Потом, помнится, позвонил Дедамоня и ругал меня за обман, подделку и наведение проклятия на наши головы. Булгаковед с Бумчиком ушли, обсуждая, в какую клинику Бумчику лучше обратиться. Мы с Борькой выпили водки за упокой Катькиной души.
Думал поехать на похороны Талилы, но депутатские почести, телевидение, гора Герцля в Иерусалиме — все это не по мне.
На следущей неделе папа вылетел в Китай, чтобы лично сопровождать маму во время обратного рейса. У Бумчика нашли цирроз печени, и он лег в больницу.
Аракел, моля Господа об исцелении лучшего друга, прополз на коленях от своего дома до Гроба Господня (метров двести–триста) с горящей свечой в руках и в наколенниках для езды на роликах. На этом мольбы о снятии проклятия не закончились. Дедамоня, Бабарива и Булгаковед с женой съездили к Стене Плача. Сонька Полотова попросила своего папу, вернувшегося в лоно ислама, замолвить словечко перед Аллахом. Мои родители перед полетом сходили в пекинский Храм Неба.

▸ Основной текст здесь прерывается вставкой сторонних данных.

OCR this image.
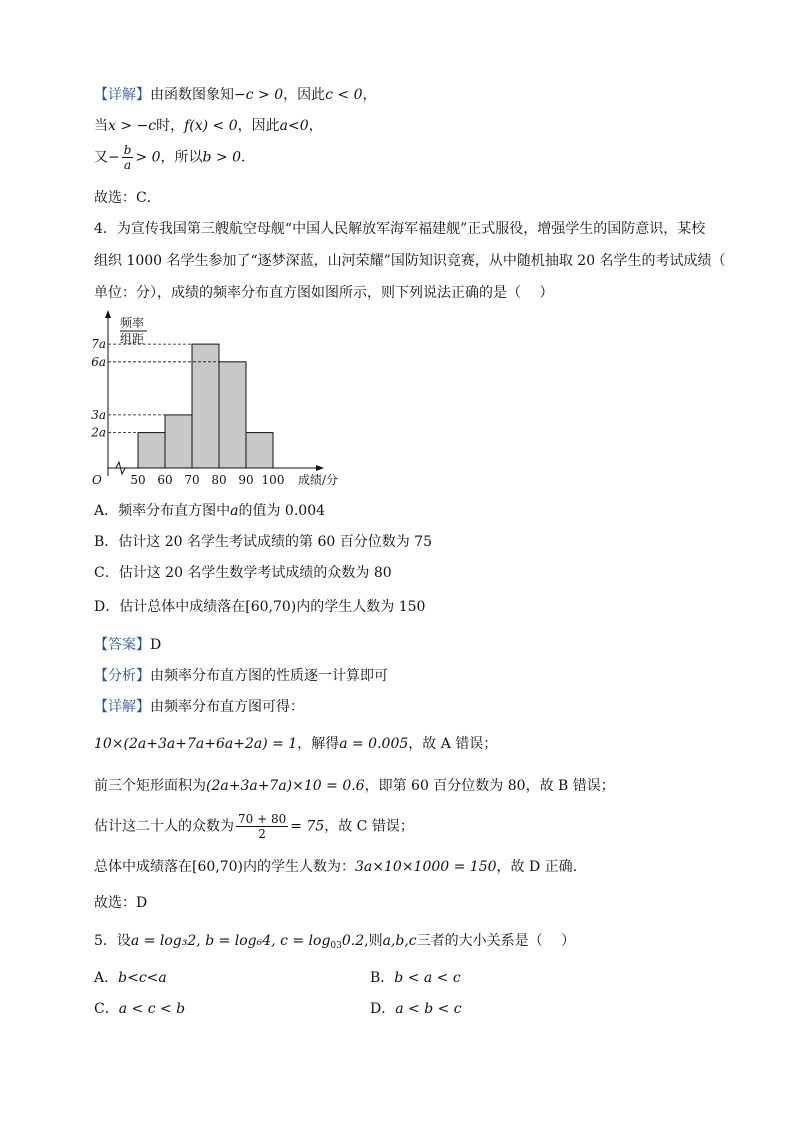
【详解】由函数图象知−c > 0，因此c < 0，
当x > −c时，f(x) < 0，因此a<0，
又− $\frac{b}{a} > 0$，所以b > 0．
故选：C．
4．为宣传我国第三艘航空母舰“中国人民解放军海军福建舰”正式服役，增强学生的国防意识，某校
组织 1000 名学生参加了“逐梦深蓝，山河荣耀”国防知识竞赛，从中随机抽取 20 名学生的考试成绩（
单位：分），成绩的频率分布直方图如图所示，则下列说法正确的是（　 ）
频率
组距
成绩/分
O 50 60 70 80 90 100
2a
3a
6a
7a
A．频率分布直方图中a的值为 0.004
B．估计这 20 名学生考试成绩的第 60 百分位数为 75
C．估计这 20 名学生数学考试成绩的众数为 80
D．估计总体中成绩落在[60,70)内的学生人数为 150
【答案】D
【分析】由频率分布直方图的性质逐一计算即可
【详解】由频率分布直方图可得：
10×(2a+3a+7a+6a+2a) = 1，解得a = 0.005，故 A 错误；
前三个矩形面积为(2a+3a+7a)×10 = 0.6，即第 60 百分位数为 80，故 B 错误；
估计这二十人的众数为 $\frac{70 + 80}{2} = 75$，故 C 错误；
总体中成绩落在[60,70)内的学生人数为：3a×10×1000 = 150，故 D 正确.
故选：D
5．设a = log₃2, b = log₆4, $c = \log_{03}0.2$,则a,b,c三者的大小关系是（　 ）
A．b<c<a	B．b < a < c
C．a < c < b	D．a < b < c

Но напрасно. Несмотря на то, что папа запасся антикоагулянтами и еще какими–то штуками, и его даже пропустили со всем этим в самолет, и билеты были в бизнес–класс, несмотря на все это тромб, которому суждено было образоваться, образовался. И оторвался. И попал в мозг. И маму парализовало на левую сторону.
Комиссару Массимо Скорпи уже доводилось расследовать гибель манекенщиц. Сербки, польки, украинки, русские гибли от передозировок, жестоких мужчин, завистливых подруг. Но что могло убить Катерину, умную и красивую женщину на четвертом десятке?
Обследование электронной почты Кати — Клон и движений на ее счетах выявило возможных фигурантов по делу, кроме Орлова и Билдберга: бывшего ее мужа Бориса, Михаила Фрида и Дино Паолино, татуировщика, который самолично явился в морг и опознал тело. Со всеми этими мужчинами она по очереди спала.
В ноутбуке Кати обнаружился текстовый документ на русском языке под итальянским названием «облезлая шлюха». Впрочем, долго помощи в переводе этого документа Массимо ждать не пришлось.
Израильский Интерпол прислал для расследования убийства израильской гражданки свою представительницу. Массимо пришлось встречать ее в Мальпенсе. На табличку «Ольга Мардер» отреагировала длинноногая девица с черной косой и в квадратных очках. Массимо поприветствовал ее на английском. Она ответила без тени улыбки. Везти свой чемоданчик она ему не позволила. В лобби отеля они обменялись. Он отдал ей флэшку с «облезлой шлюхой», а она ему — протоколы допросов Михаила Фрида и Бориса Левитина.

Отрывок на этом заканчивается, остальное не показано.